Aktuell
Studenten brauchen Ihre Hilfe!
08.02.2010
Beim Erdbeben in Haiti haben auch viele Studenten ihr gesamtes Hab und Gut verloren. Sie wissen nicht, wie sie ihr weiteres Sutdium finanzieren sollen. Vielleicht gibt es Menschen, die gern ein Stipendium von 40 bis 50 EUR im Monat für eines dieser Mädchen bezahlen möchten. Die Abwicklung läuft wie bei den Kinderpatenschaften der Haiti Hilfe Schramberg.
Lunise Milien, 23 Jahre
Studiert im 3. Jahr Medizin. Sie befand sich im Universitätsgebäude, als dieses auf die Studenten stürzte. Sie wurde aus den Trümmern herausgezogen. Ihr rechter Arm ist vewundet und gebrochen. Sie hat alles, ,was sie besaß, verloren. Sie würde so gern ihr Studium fortsetzen.
Suzanne Marcelin, 23 Jahre
Studierte im 3. Jahr an der Schule für Krankenschwestern. Beim Erdbeben ist ihr ein Balken des Schulgebäudes auf sie gefallen und hat ihr den linken Vorderarm und das linke Bein gebrochen. Man mußte ihr das Bein amputieren. Mit einer finanziellen Hilfe könnte sie sich beruflich umorientieren.
Youdeline Joseph, 26 Jahre
Studentin in medizinischen Laborarbeiten, hat das linke Bein gebrochen.
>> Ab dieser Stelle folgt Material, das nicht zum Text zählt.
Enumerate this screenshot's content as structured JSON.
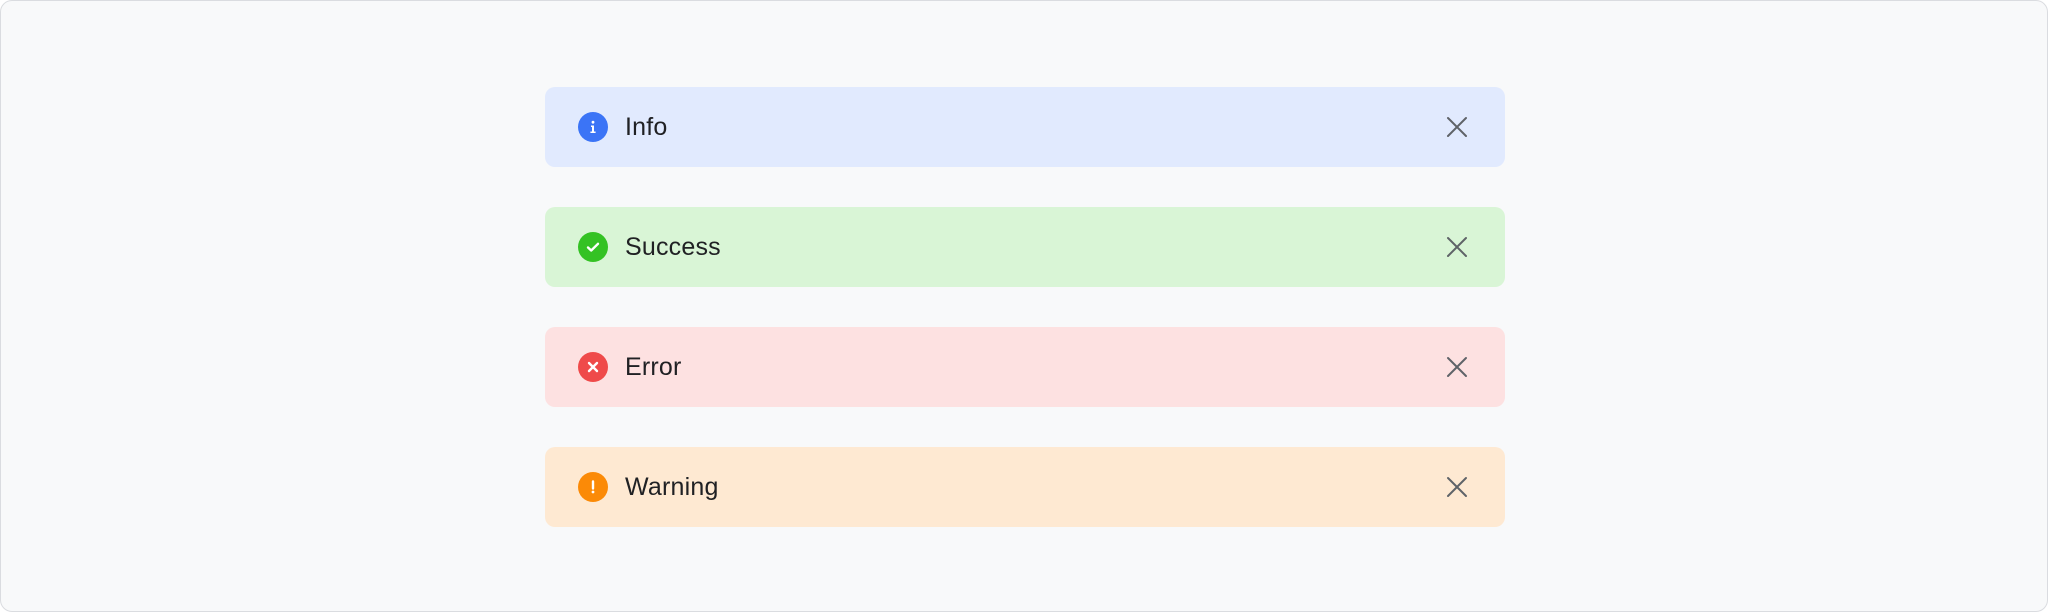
{
  "alerts": [
    {
      "label": "Info",
      "icon": "info-icon",
      "background": "#e1eafe",
      "accent": "#3b74f6"
    },
    {
      "label": "Success",
      "icon": "check-icon",
      "background": "#d9f5d6",
      "accent": "#34c224"
    },
    {
      "label": "Error",
      "icon": "error-x-icon",
      "background": "#fde1e1",
      "accent": "#ef4a4a"
    },
    {
      "label": "Warning",
      "icon": "exclamation-icon",
      "background": "#fee9d2",
      "accent": "#fb8a07"
    }
  ],
  "close_icon": "close-icon",
  "close_color": "#5f6368"
}
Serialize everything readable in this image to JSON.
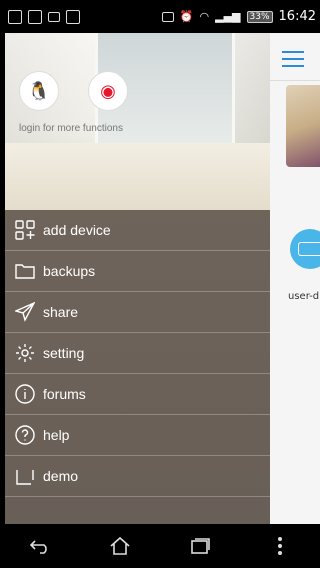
{
  "status_bar": {
    "battery": "33%",
    "time": "16:42"
  },
  "drawer": {
    "login_text": "login for more functions",
    "menu": [
      {
        "label": "add device",
        "icon": "add-device-icon"
      },
      {
        "label": "backups",
        "icon": "folder-icon"
      },
      {
        "label": "share",
        "icon": "send-icon"
      },
      {
        "label": "setting",
        "icon": "gear-icon"
      },
      {
        "label": "forums",
        "icon": "info-icon"
      },
      {
        "label": "help",
        "icon": "question-icon"
      },
      {
        "label": "demo",
        "icon": "demo-icon"
      }
    ]
  },
  "main": {
    "device_label": "user-d"
  }
}
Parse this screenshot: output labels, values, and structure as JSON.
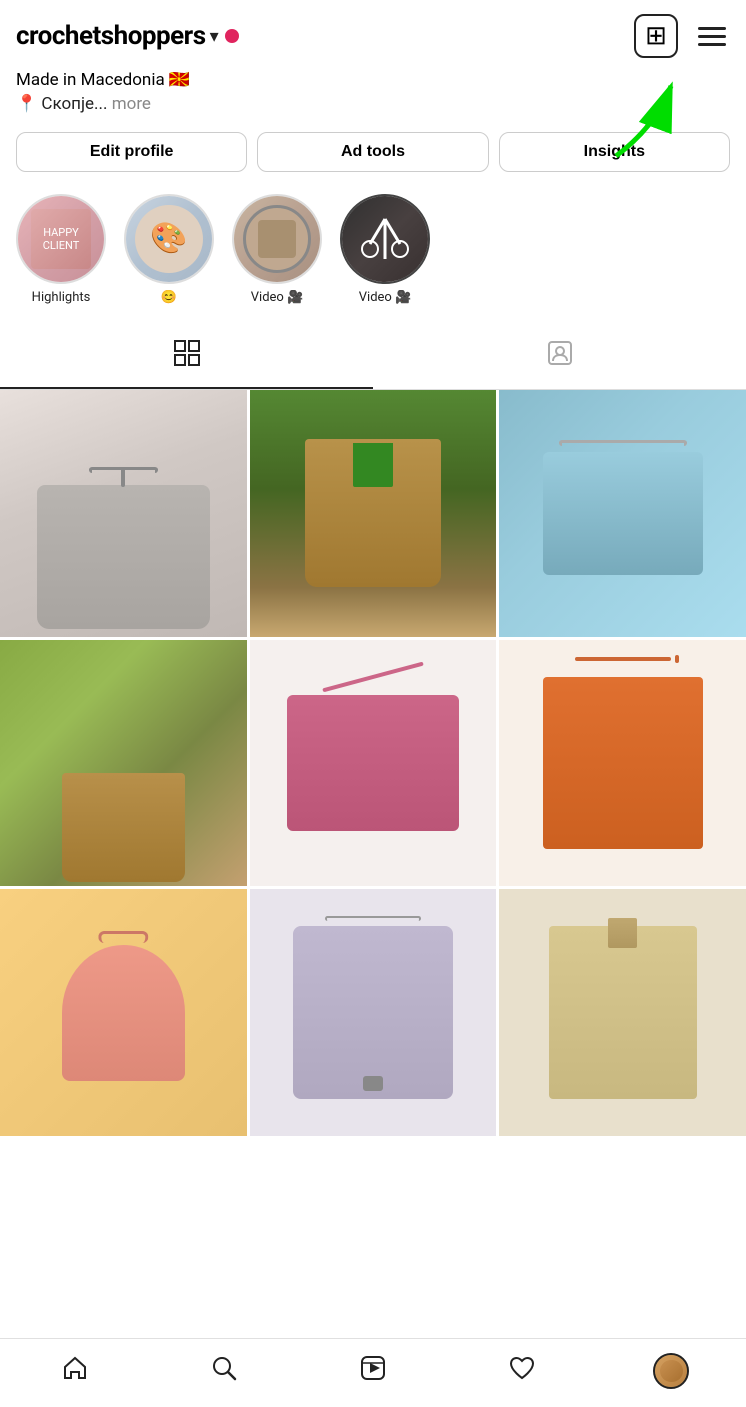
{
  "header": {
    "username": "crochetshoppers",
    "chevron": "▾",
    "live_dot_color": "#e0245e",
    "add_label": "+",
    "menu_label": "☰"
  },
  "bio": {
    "line1": "Made in Macedonia 🇲🇰",
    "line2": "📍 Скопје...",
    "more_label": "more"
  },
  "actions": {
    "edit_profile": "Edit profile",
    "ad_tools": "Ad tools",
    "insights": "Insights"
  },
  "highlights": [
    {
      "label": "Highlights",
      "emoji": ""
    },
    {
      "label": "😊",
      "emoji": "😊"
    },
    {
      "label": "Video 🎥",
      "emoji": ""
    },
    {
      "label": "Video 🎥",
      "emoji": ""
    }
  ],
  "tabs": [
    {
      "name": "grid",
      "label": "⊞",
      "active": true
    },
    {
      "name": "tagged",
      "label": "👤",
      "active": false
    }
  ],
  "grid": {
    "items": [
      {
        "id": 1,
        "class": "img-1"
      },
      {
        "id": 2,
        "class": "img-2"
      },
      {
        "id": 3,
        "class": "img-3"
      },
      {
        "id": 4,
        "class": "img-4"
      },
      {
        "id": 5,
        "class": "img-5"
      },
      {
        "id": 6,
        "class": "img-6"
      },
      {
        "id": 7,
        "class": "img-7"
      },
      {
        "id": 8,
        "class": "img-8"
      },
      {
        "id": 9,
        "class": "img-9"
      }
    ]
  },
  "bottom_nav": {
    "home": "🏠",
    "search": "🔍",
    "reels": "▶",
    "heart": "♡"
  },
  "arrow": {
    "color": "#00dd00"
  }
}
Sie wurde operiert. Mit einem Stipendium könnte sie sogar in Cap-Haitien weiterstudieren.
Carla Day, 20 Jahre
Studierte im 2. Jahr an der Schule für Krankenschwestern. Das Gebäude stürzte über sie zusammen, aber sie kam mit dem Leben davon, man weiß nicht wie. Sie hat aber an beiden Knien schwere Verletzungen. Mit einem Stipendium könnte sie in Cap weiterstudieren.
Alienne Desroses, 25 Jahre
Liegt im Hof des Gymnasiums von Milot (bei Cap) auf der Trage, mit der sie transportiert wurde. Betten kommen erst allmählich an. Vielleicht hat sie das Glück, dass man ihr eines zuteilt, wenn nicht, wird sie auf der Trage bleiben wie so viele andere Verwundete.
Sie wurde aus den Trümmern der Ècole Normale gerettet. Ihr linker Arm mußte amputiert werden. Sie hatte noch keine Nachricht von ihrer Familie in Port-au-Prince. Wir haben ihr unser Telephon geliehen, aber sie konnte niemanden erreichen. Als wir sie 3 Tage später wieder besuchten, strahlte sie, sie konnte mit ihrer Familie Kontakt aufnehmen. Ihre Stimmung ist gut trotz ihres handicaps, das ist unglaublich!